La primera vez que regresé allá fue realmente extraño. Me decían que yo hablaba raro, como tica, y eso me hizo sentir extraña. Estando en Costa Rica, no me había dado cuenta de cómo yo ya me sentía tica, y volver a Nicaragua, aunque fuera de paseo, me llevaba otra vez para atrás.
Cuando empecé a ir a la escuela, me metí al estudio como un refugio. En la casa de Fini me sentaba en el desayunador y ahí aprendí a leer, y cuando no sabía una palabra tenía que deletreársela a mi mamá para que me la dijera, porque ella no tenía tiempo de pararse a leer conmigo. Siempre debía trabajar, cocinar o limpiar, pero aunque fuera a las carreras nunca me dejaba con la duda. Mamá oía las palabras que me estaban enseñando y, una vez me dijo: «Ya estás aprendiendo a hablar como tiquilla». A mí me dio mucha vergüenza.
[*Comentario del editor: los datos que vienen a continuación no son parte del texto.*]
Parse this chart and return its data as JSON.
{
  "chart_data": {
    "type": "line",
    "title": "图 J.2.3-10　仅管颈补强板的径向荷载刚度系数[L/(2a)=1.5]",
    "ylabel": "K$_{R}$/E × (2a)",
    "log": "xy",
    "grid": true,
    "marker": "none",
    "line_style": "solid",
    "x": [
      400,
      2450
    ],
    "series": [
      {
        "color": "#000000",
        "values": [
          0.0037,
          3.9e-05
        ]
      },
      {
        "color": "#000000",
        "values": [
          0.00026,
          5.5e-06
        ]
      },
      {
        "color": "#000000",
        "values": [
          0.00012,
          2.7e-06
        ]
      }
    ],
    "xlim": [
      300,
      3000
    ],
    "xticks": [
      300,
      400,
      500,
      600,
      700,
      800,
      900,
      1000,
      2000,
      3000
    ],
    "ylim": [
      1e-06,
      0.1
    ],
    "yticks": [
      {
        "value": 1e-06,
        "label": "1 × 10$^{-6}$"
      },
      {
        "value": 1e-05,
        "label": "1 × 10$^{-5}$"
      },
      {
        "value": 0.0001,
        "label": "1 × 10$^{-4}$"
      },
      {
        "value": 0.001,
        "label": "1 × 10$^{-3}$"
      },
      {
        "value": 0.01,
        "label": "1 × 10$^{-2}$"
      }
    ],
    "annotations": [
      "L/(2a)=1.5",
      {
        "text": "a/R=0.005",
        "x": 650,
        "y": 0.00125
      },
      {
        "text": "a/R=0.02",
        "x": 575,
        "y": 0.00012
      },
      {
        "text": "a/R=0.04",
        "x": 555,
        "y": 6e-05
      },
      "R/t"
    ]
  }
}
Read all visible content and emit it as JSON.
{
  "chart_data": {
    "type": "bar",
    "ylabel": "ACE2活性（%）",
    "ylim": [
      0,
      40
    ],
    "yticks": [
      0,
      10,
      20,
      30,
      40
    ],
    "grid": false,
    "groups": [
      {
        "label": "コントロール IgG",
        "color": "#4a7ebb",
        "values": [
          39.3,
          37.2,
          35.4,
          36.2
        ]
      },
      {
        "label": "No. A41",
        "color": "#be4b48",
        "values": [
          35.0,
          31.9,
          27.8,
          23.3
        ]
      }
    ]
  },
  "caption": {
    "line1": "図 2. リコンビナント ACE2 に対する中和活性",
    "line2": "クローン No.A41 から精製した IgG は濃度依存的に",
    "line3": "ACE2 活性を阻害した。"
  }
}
En casa tenemos un teléfono fijo que mis papás mantienen «por las dudas». No sé qué significa eso de por las dudas, pero ahí está, aunque no sirva más que para recibir llamadas que ofrecen tarjetas de crédito o intentos de estafa que hacen desde las cárceles. Se oye mal, sobre todo en invierno, cuando la línea se humedece y hace ruidos extraños que a ratos casi no permiten oír. A veces lo dejamos sonar hasta que se calla, porque pensamos que debe ser otra de esas llamadas. Pero que suene un domingo no es normal, así que salí de mi cama y fui a contestar cuando sonó a las siete de la mañana. Era una llamada del hospital en donde estaba internado mi papá. Preguntaron por mi mamá, y cuando dijeron que era de parte del San Juan de Dios sentí que se me aflojaban las piernas. «Se murió», pensé, «y llaman para darnos la noticia». Esa era la única razón que habíamos barajado todo ese tiempo, que debíamos estar tranquilos porque, mientras no llamaran, quería decir que estaba vivo.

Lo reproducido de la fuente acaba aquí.